The talk will be by Dr Jonas Marschall, Division of Infectious Diseases, Washington University School of Medicine, St. Louis, MO, USA.

Dr Marschall uses the example of an outbreak of vancomycin-resistant Enterococcus faecium (VRE) that began in late 2017, in Bern University Hospital, Switzerland and went on until July 2020, receiving substantial media attention and becoming Switzerland’s largest-ever multidrug-resistant organism outbreak.

Silent outbreak

The investigations into the outbreak revealed most VRE affected patients were colonised and not infected (a “silent outbreak”); that isolation of VRE patients was costly (requiring isolation rooms, personal protective equipment and bed closures); and that screening for VRE required a substantial logistical and financial effort (screening were proximity-based, captured entire floors, or were even hospital-wide).

Dr Marschall and colleagues then re-analysed the medical records generated during the first two years of the outbreak period (1/2018-12/2019) and identified (and mostly confirmed) risk factors for VRE colonisation by using various statistical methods and then moved to a framework called network graph theory and graph neural networks (a type of AI).

Briefly, network graphs inspect the connections between discrete “nodes” in a network (which could be patients, rooms, devices) and determines, for example, which nodes are most connected or which nodes have the shortest path to another node (and thus play a larger role in the outbreak).

Dr Marschall explains: “The more traditional methods for analysing outbreaks might yield signals that tend to confirm previously known and often generic risk factors, without adding the detail needed to make specific interventions”. 

Key questions

Extrapolating from their preliminary work in the field,  Dr Marschall thinks AI-based analyses could ultimately provide answers to key questions in an outbreak – for example, their study (click on link above for full article) showed that the “electrocardiography service” and the “examination room ZZ” were at the centre of many interactions, and thus could likely have served as a place of transmission – in consequence, that room/device/person could be the target for disinfection/interventions.

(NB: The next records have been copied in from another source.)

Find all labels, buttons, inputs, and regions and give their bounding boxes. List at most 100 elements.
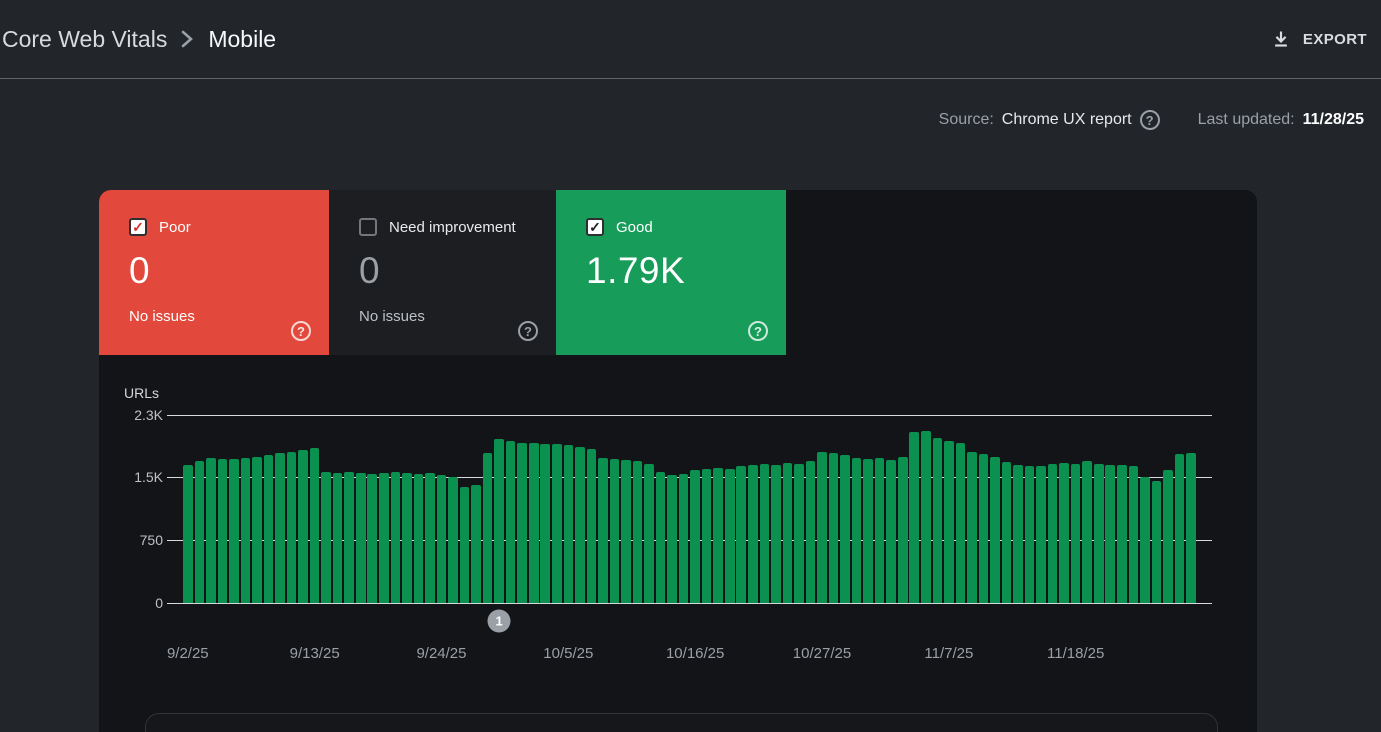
chart-bar[interactable]	[287, 452, 297, 603]
chart-bar[interactable]	[1025, 466, 1035, 603]
chart-bar[interactable]	[252, 457, 262, 603]
chart-bar[interactable]	[1071, 464, 1081, 603]
chart-bar[interactable]	[621, 460, 631, 603]
chart-bar[interactable]	[229, 459, 239, 603]
chart-bar[interactable]	[298, 450, 308, 603]
chart-bar[interactable]	[414, 474, 424, 603]
chart-bar[interactable]	[1152, 481, 1162, 603]
annotation-marker[interactable]: 1	[488, 610, 511, 633]
chart-bar[interactable]	[379, 473, 389, 603]
good-help-icon[interactable]: ?	[748, 321, 768, 341]
chart-bar[interactable]	[1163, 470, 1173, 603]
card-need-improvement[interactable]: Need improvement 0 No issues ?	[329, 190, 556, 355]
chart-bar[interactable]	[863, 459, 873, 603]
chart-bar[interactable]	[344, 472, 354, 603]
chart-bar[interactable]	[471, 485, 481, 603]
chart-bar[interactable]	[1105, 465, 1115, 603]
chart-bar[interactable]	[679, 474, 689, 603]
chart-bar[interactable]	[264, 455, 274, 603]
chart-bar[interactable]	[1082, 461, 1092, 603]
chart-bar[interactable]	[909, 432, 919, 603]
need-improvement-checkbox[interactable]	[359, 218, 377, 236]
export-button[interactable]: EXPORT	[1261, 21, 1377, 57]
chart-bar[interactable]	[783, 463, 793, 603]
chart-bar[interactable]	[575, 447, 585, 603]
chart-bar[interactable]	[483, 453, 493, 603]
breadcrumb-core-web-vitals[interactable]: Core Web Vitals	[2, 26, 167, 53]
chart-bar[interactable]	[1117, 465, 1127, 603]
chart-bar[interactable]	[898, 457, 908, 603]
chart-bar[interactable]	[1036, 466, 1046, 603]
chart-bar[interactable]	[448, 477, 458, 603]
chart-bar[interactable]	[817, 452, 827, 603]
chart-bar[interactable]	[852, 458, 862, 603]
chart-bar[interactable]	[886, 460, 896, 603]
chart-bar[interactable]	[206, 458, 216, 603]
chart-bar[interactable]	[736, 466, 746, 603]
chart-bar[interactable]	[967, 452, 977, 603]
source-help-icon[interactable]: ?	[1140, 110, 1160, 130]
chart-bar[interactable]	[218, 459, 228, 603]
need-improvement-help-icon[interactable]: ?	[518, 321, 538, 341]
chart-bar[interactable]	[367, 474, 377, 603]
chart-bar[interactable]	[1048, 464, 1058, 603]
chart-bar[interactable]	[794, 464, 804, 603]
poor-checkbox[interactable]: ✓	[129, 218, 147, 236]
chart-bar[interactable]	[1175, 454, 1185, 603]
chart-bar[interactable]	[241, 458, 251, 603]
chart-bar[interactable]	[391, 472, 401, 603]
chart-bar[interactable]	[552, 444, 562, 603]
good-checkbox[interactable]: ✓	[586, 218, 604, 236]
chart-bar[interactable]	[1002, 462, 1012, 603]
chart-bar[interactable]	[195, 461, 205, 603]
chart-bar[interactable]	[840, 455, 850, 603]
chart-bar[interactable]	[702, 469, 712, 603]
chart-bar[interactable]	[321, 472, 331, 603]
chart-bar[interactable]	[275, 453, 285, 603]
chart-bar[interactable]	[921, 431, 931, 603]
chart-bar[interactable]	[437, 475, 447, 603]
chart-bar[interactable]	[990, 457, 1000, 603]
chart-bar[interactable]	[425, 473, 435, 603]
chart-bar[interactable]	[356, 473, 366, 603]
chart-bar[interactable]	[829, 453, 839, 603]
chart-bar[interactable]	[1059, 463, 1069, 603]
card-good[interactable]: ✓ Good 1.79K ?	[556, 190, 786, 355]
chart-bar[interactable]	[598, 458, 608, 603]
chart-bar[interactable]	[1129, 466, 1139, 603]
chart-bar[interactable]	[564, 445, 574, 603]
chart-bar[interactable]	[517, 443, 527, 603]
chart-bar[interactable]	[587, 449, 597, 603]
chart-bar[interactable]	[402, 473, 412, 603]
chart-bar[interactable]	[1186, 453, 1196, 603]
chart-bar[interactable]	[771, 465, 781, 603]
chart-bar[interactable]	[944, 441, 954, 603]
chart-bar[interactable]	[933, 438, 943, 603]
chart-bar[interactable]	[460, 487, 470, 603]
chart-bar[interactable]	[1013, 465, 1023, 603]
chart-bar[interactable]	[610, 459, 620, 603]
chart-bar[interactable]	[540, 444, 550, 603]
chart-bar[interactable]	[656, 472, 666, 603]
chart-bar[interactable]	[644, 464, 654, 603]
chart-bar[interactable]	[725, 469, 735, 603]
chart-bar[interactable]	[979, 454, 989, 603]
chart-bar[interactable]	[956, 443, 966, 603]
chart-bar[interactable]	[748, 465, 758, 603]
chart-bar[interactable]	[633, 461, 643, 603]
card-poor[interactable]: ✓ Poor 0 No issues ?	[99, 190, 329, 355]
chart-bar[interactable]	[1140, 477, 1150, 603]
chart-bar[interactable]	[667, 475, 677, 603]
chart-bar[interactable]	[183, 465, 193, 603]
chart-bar[interactable]	[713, 468, 723, 603]
chart-bar[interactable]	[494, 439, 504, 603]
chart-bar[interactable]	[310, 448, 320, 603]
poor-help-icon[interactable]: ?	[291, 321, 311, 341]
chart-bar[interactable]	[529, 443, 539, 603]
chart-bar[interactable]	[875, 458, 885, 603]
chart-bar[interactable]	[806, 461, 816, 603]
chart-bar[interactable]	[690, 470, 700, 603]
chart-bar[interactable]	[333, 473, 343, 603]
chart-bar[interactable]	[760, 464, 770, 603]
chart-bar[interactable]	[1094, 464, 1104, 603]
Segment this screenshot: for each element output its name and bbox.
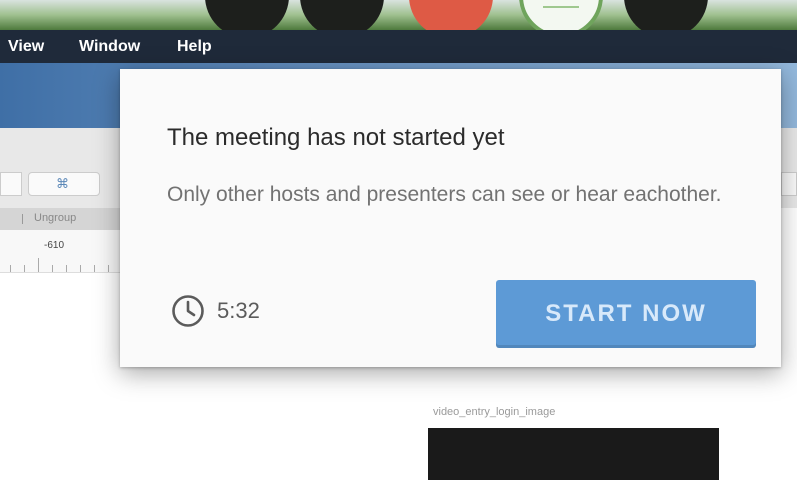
ruler-value: -610 — [44, 240, 65, 251]
menu-view[interactable]: View — [8, 38, 44, 56]
meeting-not-started-dialog: The meeting has not started yet Only oth… — [120, 69, 781, 367]
dialog-title: The meeting has not started yet — [167, 124, 505, 151]
more-control[interactable] — [624, 0, 708, 30]
meeting-timer: 5:32 — [171, 294, 260, 328]
video-control[interactable] — [300, 0, 384, 30]
menu-window[interactable]: Window — [79, 38, 140, 56]
ruler: -610 — [0, 230, 130, 273]
menu-bar: View Window Help — [0, 30, 797, 63]
toolbar-button-right[interactable] — [781, 172, 797, 196]
share-control[interactable] — [519, 0, 603, 30]
ungroup-button[interactable]: ⌘ — [28, 172, 100, 196]
dialog-message: Only other hosts and presenters can see … — [167, 183, 722, 206]
ruler-tick — [94, 265, 95, 272]
ruler-tick — [24, 265, 25, 272]
start-now-button[interactable]: START NOW — [496, 280, 756, 348]
ruler-tick — [108, 265, 109, 272]
ruler-tick — [66, 265, 67, 272]
ruler-tick — [52, 265, 53, 272]
ruler-tick — [38, 258, 39, 272]
ruler-tick — [10, 265, 11, 272]
toolbar-divider — [22, 214, 23, 224]
clock-icon — [172, 295, 204, 327]
timer-text: 5:32 — [217, 298, 260, 323]
toolbar-button-left[interactable] — [0, 172, 22, 196]
ungroup-label: Ungroup — [34, 212, 77, 224]
end-call-control[interactable] — [409, 0, 493, 30]
meeting-controls-strip — [0, 0, 797, 30]
video-entry-image[interactable] — [428, 428, 719, 480]
mute-control[interactable] — [205, 0, 289, 30]
menu-help[interactable]: Help — [177, 38, 212, 56]
ungroup-icon: ⌘ — [56, 176, 69, 191]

However, in this study, Dr Marschall explains that not all employee interactions were captured because not every profession logs their time with a patient as well as, for example, nursing personnel do (which leaves gaps in our understanding of the many interactions happening in an acute care hospital). To extract the maximum of information, all interactions between patients, employees, visitors, rooms, and devices would have to be captured.

Also, Dr Marschall and colleagues based their work on the local data infrastructure in Bern – while the general approach they describe can be used for any setting, a given hospital would need to ensure its data is in an analysable format and labeled so as to facilitate interpretation.  

Pivoting from research to operations

To make AI input into infectious disease outbreaks a success, Dr Marschall explains that hospital teams must pivot from research to operations, meaning implementing and refining AI tools as an outbreak happens in real time (which is not easy to predict), He explains “this approach could even help with individual patients infected with a multidrug-resistant organism or small clusters of such patients because it could identify surrounding patients/employees and rooms/devices that would need to addressed, either by screening or by targeted disinfection. The beauty of AI in outbreak management (and where its greatest power lies) is to make real time or near real time operational decisions easier, quicker and more precise.”

In his talk, Dr Marschall highlights that novel approaches to medical data (such as network graphs and temporal graph neural networks) can provide us with the framework to elevate outbreak investigations to the next stage. It can identify specific “hot spots” of an outbreak, where transmissions are likely to happen, and give us the tools to target these hot spots in order to fight an outbreak. He concludes: “If this help comes to infection prevention experts in near real time, it will dramatically improve their ability to respond to an outbreak.”